ISLAMABAD: The Supreme Court on Wednesday rejected an appeal seeking the transfer of Mehr Abdul Sattar — a rights activist working with the peasants of Okara district — from a high-security prison in Sahiwal to Okara district jail.

A three-judge bench of the Supreme Court, headed by Chief Justice Mian Saqib Nisar, dismissed the appeal against a June 2017 order of the Lahore High Court, which upheld the Punjab government’s decision to transfer Mehr Sattar from the Okara district jail to the Sahiwal prison. The court, however, held that the trial could be held inside the jail.

The petition had been filed earlier by right activists, represented by the now deceased lawyer Asma Jahangir, requesting the court to remove Mehr Sattar’s fetters and to provide him protection under the law against inhumane treatment in prison.

On Wednesday, Mehr Sattar’s case was argued by senior counsel Abid Saqi, who pleaded that the inmate was facing 36 cases and that he had been kept in solitary confinement at a high-security prison for the past several months.

Mehr Sattar was a secretary and representative of the Anjuman-i-Mazareen Punjab and had been striving for the rights of the peasants of Okara district since 1997.

He had also contested general elections for a Punjab Assembly seat from PP-191 in Okara in 2008 and 2013 general elections.

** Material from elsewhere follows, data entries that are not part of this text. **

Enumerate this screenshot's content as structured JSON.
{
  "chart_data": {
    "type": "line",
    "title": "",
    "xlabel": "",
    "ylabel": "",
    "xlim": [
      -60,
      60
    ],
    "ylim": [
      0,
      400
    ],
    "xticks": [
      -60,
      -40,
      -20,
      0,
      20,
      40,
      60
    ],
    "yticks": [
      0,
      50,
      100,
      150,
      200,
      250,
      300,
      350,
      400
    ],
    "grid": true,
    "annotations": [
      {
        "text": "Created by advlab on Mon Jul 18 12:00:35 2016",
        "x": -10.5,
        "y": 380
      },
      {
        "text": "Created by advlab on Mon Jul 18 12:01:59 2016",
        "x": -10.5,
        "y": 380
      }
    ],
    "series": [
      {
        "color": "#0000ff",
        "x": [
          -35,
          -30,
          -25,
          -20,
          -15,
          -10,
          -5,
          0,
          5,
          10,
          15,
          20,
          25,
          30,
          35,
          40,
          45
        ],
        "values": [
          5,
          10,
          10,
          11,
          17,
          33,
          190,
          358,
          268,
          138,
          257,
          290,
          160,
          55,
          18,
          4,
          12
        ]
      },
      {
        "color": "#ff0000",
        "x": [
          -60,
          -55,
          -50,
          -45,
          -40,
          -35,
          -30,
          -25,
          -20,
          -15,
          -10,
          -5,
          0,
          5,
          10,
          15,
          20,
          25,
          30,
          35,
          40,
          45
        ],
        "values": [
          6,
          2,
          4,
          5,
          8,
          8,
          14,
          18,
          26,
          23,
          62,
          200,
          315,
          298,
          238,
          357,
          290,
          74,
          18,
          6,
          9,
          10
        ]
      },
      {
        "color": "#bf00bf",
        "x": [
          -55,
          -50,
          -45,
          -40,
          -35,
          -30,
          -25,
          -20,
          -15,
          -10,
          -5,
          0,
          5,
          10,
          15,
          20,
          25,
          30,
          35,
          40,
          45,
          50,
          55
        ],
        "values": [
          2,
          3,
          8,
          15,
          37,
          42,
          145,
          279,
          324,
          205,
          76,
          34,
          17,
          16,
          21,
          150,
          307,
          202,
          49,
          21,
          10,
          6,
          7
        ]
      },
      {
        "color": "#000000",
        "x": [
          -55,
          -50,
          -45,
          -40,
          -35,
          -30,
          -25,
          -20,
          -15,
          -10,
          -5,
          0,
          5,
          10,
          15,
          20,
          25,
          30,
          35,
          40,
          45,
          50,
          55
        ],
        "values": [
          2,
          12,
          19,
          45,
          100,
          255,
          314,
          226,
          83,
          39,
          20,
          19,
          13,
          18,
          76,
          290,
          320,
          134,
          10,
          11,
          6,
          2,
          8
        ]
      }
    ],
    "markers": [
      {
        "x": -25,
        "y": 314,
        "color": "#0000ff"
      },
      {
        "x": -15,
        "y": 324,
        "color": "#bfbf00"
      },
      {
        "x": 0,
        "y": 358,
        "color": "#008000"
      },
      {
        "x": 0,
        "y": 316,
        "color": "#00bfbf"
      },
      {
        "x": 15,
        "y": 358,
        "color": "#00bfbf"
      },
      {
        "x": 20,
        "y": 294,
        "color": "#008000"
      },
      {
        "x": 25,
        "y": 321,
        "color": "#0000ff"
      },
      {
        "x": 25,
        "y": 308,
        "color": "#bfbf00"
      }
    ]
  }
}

He was detained on April 16, 2016 under Section 3(3)(a) of the Punjab Maintenance of Public Order Ordinance 1960 for offences committed under Section 6-A of the Punjab Maintenance of Public Ordinance (prohibition of certain speeches).

Later he was produced before an administrative judge of the anti-terrorism court in Lahore who ordered 90-day detention for Sattar on charges of working against national security and inciting sectarianism.

Mehr Sattar’s counsel then moved the LHC against the torture he was forced to undergo, and the fetters he had to wear.

The peasant leader was later shifted to the high-security prison on March 9, 2017 with a request by the provincial government that the trial of the accused be held on the premises of the jail through video conference.

The high-security prison where Mehr Sattar is being kept is a sensitive institution where high-profile terrorists/sectarian convicts are kept in custody.